Seattle Seahawks quarterback Russell Wilson (3) looks to pass against the Los Angeles Rams during the second quarter at Lumen Field. Joe Nicholson/USA TODAY Sports © Provided by Sports Illustrated Seattle Seahawks quarterback Russell Wilson (3) looks to pass against the Los Angeles Rams during the second quarter at Lumen Field. Joe Nicholson/USA TODAY Sports

What are the Seahawks right now? What would they be without Russell Wilson?

There are varying levels of nuance we could explore here, but on the surface, what does this team do particularly well outside of having a generational quarterback who can (typically) whirl his way out of inconceivable pocket pressure and buy time for his pair of elite skill position players to free themselves from coverage? What are the Seahawks beyond Wilson producing this marathon effort each Sunday?

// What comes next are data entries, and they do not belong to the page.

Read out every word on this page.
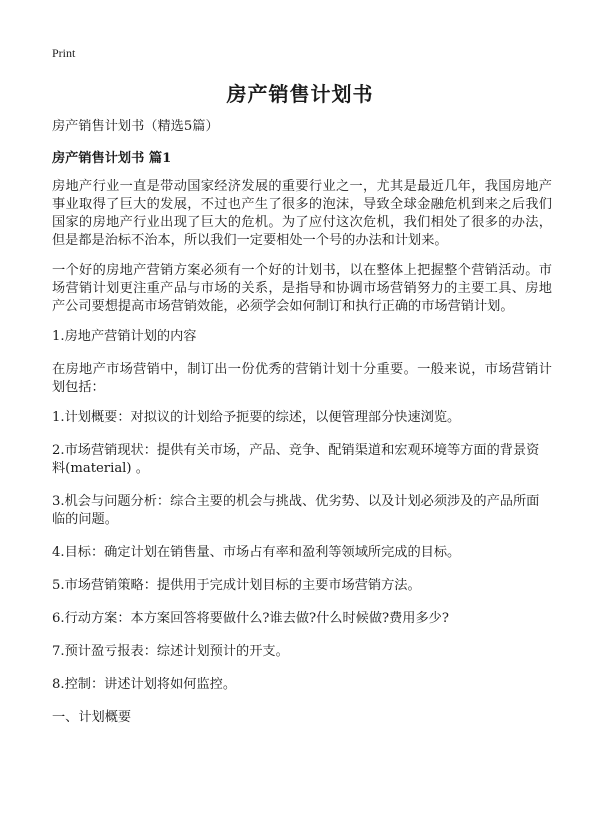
Print
房产销售计划书

房产销售计划书（精选5篇）

房产销售计划书 篇1

房地产行业一直是带动国家经济发展的重要行业之一，尤其是最近几年，我国房地产事业取得了巨大的发展，不过也产生了很多的泡沫，导致全球金融危机到来之后我们国家的房地产行业出现了巨大的危机。为了应付这次危机，我们相处了很多的办法，但是都是治标不治本，所以我们一定要相处一个号的办法和计划来。

一个好的房地产营销方案必须有一个好的计划书，以在整体上把握整个营销活动。市场营销计划更注重产品与市场的关系，是指导和协调市场营销努力的主要工具、房地产公司要想提高市场营销效能，必须学会如何制订和执行正确的市场营销计划。

1.房地产营销计划的内容

在房地产市场营销中，制订出一份优秀的营销计划十分重要。一般来说，市场营销计划包括：

1.计划概要：对拟议的计划给予扼要的综述，以便管理部分快速浏览。

2.市场营销现状：提供有关市场，产品、竞争、配销渠道和宏观环境等方面的背景资料(material) 。

3.机会与问题分析：综合主要的机会与挑战、优劣势、以及计划必须涉及的产品所面临的问题。

4.目标：确定计划在销售量、市场占有率和盈利等领域所完成的目标。

5.市场营销策略：提供用于完成计划目标的主要市场营销方法。

6.行动方案：本方案回答将要做什么?谁去做?什么时候做?费用多少?

7.预计盈亏报表：综述计划预计的开支。

8.控制：讲述计划将如何监控。

一、计划概要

Coming into Thursday’s game against the Rams, their defense was 32nd in yards surrendered and 19th in points surrendered (25th in Football Outsiders’ DVOA rankings). They are middle of the road in turnovers caused, and among the worst teams in the NFL against the pass. Jamal Adams, their prized acquisition at safety, has struggled mightily in coverage and was seen against the Rams with his back turned while DeSean Jackson caught an underthrown ball and weaved through the defense for 60-plus yards. His greatest asset, which has typically been as a pass rusher from the secondary, has been woefully underutilized this year, with just a small handful of attempts and no pressures.

Their running game, the focal point of Carroll’s offensive philosophy, the one that has (likely) privately rankled Wilson for years and slowed the scheme to a crawl, is eighth in yards per attempt, 16th in total yards, and surprisingly at this stage, 25th in attempts.

In short, a team that has a blitzing safety who struggles in coverage that they don’t blitz and force into coverage. A running team that struggles to run consistently, at least to the standards of the coach steering their system in a certain direction.

Immediately following a pair of inspiring Smith-led scoring drives, which both brought the Seahawks to within a touchdown, the Rams almost instantly gutted Seattle’s defense. The first was a touchdown drive in which the scoring play was so wide open that Sony Michel was able to tip toe quietly into the end zone. The second play of that drive was a 24-yard pass to Robert Woods. The next was a 33-yard pass to Cooper Kupp.

After the second Smith scoring drive, the Rams opened up their offensive possession with a 12-yard run by Darrell Henderson that immediately produced a first down and forced the Seahawks to use one of their timeouts. Had it not been for the long paw of Carlos Dunlap, Smith may have never gotten the ball back with a chance to win the game.

While it would be unfair for us to demand the Seahawks have a generational defense every year, is it fair to wonder if the scheme has been dissected thoroughly enough to have rendered itself ineffective? Is it fair to expect Carroll, even if he no longer has the personnel, to be able to dial up something that can slow down Sean McVay’s dizzying array of Cover-3 beating routes? Is it fair to see this as a cry for help in the personnel department, begging for an injection of life?

Or is that no longer the Seahawks at all? Wilson will be fine and because of that the Seahawks will always be somewhat fine. This is the beauty of what a singular talent can provide. But beyond him, beyond DK Metcalf and Tyler Lockett, what can this team count on every week to help keep them afloat?

What are the Seahawks? And how long do they float in this space of no identity before they develop an idea or a plan of action?